- Born: 1938 (age 87–88) Amoy, Fujian, Republic of China
- Occupation: Professor Emeritus

Academic background
- Alma mater: University of California, Berkeley (B.A.) University of Chicago (M.A.) Hope College Princeton Theological Seminary (Graduate studies)

Academic work
- Discipline: Asian studies Ethnic studies

= Ling-Chi Wang =

Chinese-American ethnologist (born 1938)

Ling-Chi Wang is a Chinese-born American civil rights activist and ethnologist. He is a civil rights activist and Professor Emeritus of Asian-American studies and ethnic studies at the University of California, Berkeley.

== Biography ==
Wang was born in Xiamen, Fujian, China on the island of Gulangyu, in 1938 then in 1949 his family moved to Hong Kong and emigrated to the United States in 1957 at the age of 19 to attend Hope College in Michigan..

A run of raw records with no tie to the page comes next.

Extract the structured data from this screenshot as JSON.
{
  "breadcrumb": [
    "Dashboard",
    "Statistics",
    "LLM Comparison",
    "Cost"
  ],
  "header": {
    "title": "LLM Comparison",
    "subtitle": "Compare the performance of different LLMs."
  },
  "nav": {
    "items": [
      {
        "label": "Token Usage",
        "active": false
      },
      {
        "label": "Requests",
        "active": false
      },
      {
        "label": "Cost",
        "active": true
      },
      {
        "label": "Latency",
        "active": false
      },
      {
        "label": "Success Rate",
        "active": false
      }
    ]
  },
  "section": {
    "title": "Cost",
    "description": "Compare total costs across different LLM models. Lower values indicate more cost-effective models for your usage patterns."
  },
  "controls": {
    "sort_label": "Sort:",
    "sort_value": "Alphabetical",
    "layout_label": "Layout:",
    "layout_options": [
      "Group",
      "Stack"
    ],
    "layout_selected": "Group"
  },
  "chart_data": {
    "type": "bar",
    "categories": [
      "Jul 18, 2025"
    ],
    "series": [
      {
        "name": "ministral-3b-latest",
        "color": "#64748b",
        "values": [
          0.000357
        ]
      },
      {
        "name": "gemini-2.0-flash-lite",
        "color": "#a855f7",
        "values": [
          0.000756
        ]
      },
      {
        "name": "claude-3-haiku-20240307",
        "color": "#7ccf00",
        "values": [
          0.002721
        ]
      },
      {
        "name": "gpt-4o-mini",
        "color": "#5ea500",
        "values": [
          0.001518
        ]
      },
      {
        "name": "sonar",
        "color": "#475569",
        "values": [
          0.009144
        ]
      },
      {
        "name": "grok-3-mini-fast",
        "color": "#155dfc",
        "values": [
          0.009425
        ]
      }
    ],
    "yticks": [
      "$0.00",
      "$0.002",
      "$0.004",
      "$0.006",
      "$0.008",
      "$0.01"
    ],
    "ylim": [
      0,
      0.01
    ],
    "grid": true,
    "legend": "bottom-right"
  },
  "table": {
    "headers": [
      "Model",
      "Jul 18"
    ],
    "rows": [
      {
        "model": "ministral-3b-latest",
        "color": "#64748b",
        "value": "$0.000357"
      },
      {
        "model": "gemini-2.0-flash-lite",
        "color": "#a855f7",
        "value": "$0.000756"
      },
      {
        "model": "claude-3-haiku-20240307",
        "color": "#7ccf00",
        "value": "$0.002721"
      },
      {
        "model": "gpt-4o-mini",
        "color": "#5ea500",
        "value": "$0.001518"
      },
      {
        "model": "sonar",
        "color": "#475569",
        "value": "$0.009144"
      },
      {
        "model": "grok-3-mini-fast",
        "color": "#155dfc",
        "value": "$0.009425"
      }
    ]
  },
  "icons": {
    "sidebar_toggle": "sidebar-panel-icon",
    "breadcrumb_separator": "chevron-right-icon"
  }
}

He received a master's degree in Near Eastern studies from the University of Chicago. However, as a response to the Civil Rights Movement in the 1960s, Wang switched his interests to Asian American studies.

During the 1980s and 1990s, Wang was influential in the field of Asian American studies.

In response to the Wen Ho Lee spying allegations, Wang and an Asian American academic organization instituted a boycott of the two labs run by the University of California, in Lawrence Livermore National Laboratory and Los Alamos National Laboratory in New Mexico. He also helped organize a class-action lawsuit against the labs in response to racial profiling allegations.

Wang led a movement that exposed the involvement of the Taiwan government's role in the murder of Henry Liu in Daly City, California by Bamboo Union agents.

== Analysis ==
In Wang's analysis, the Taiwan government's murders of Henry Liu and Chen Wen-chen were part of a longer history and structure of "dual domination" in which Chinese in the United States were subject both to surveillance by Taiwan's Nationalist government and racially subordinated in U.S. society.

Wang has been called the "Asian Martin Luther King" for his four decades of activism.

== Fight for Affirmative Action ==
In 1969, Ling Chi Wang co-founded Chinese for Affirmative Action (CAA) in San Francisco, which advocated for equal rights, bilingual education, and immigrant communities. His nonprofit civil rights organization advocated for fair housing practices and policies. He supported building the Chinese immersion education program and a community college branch in San Francisco Chinatown so people in the community could take classes close to home. Through his leadership, Wang helped organize community members to challenge unfair systems that limited opportunities for immigrants facing language barriers. He believed language access was important for equality, so he pushed for bilingual education programs and learning spaces where students could also use their native language while learning English.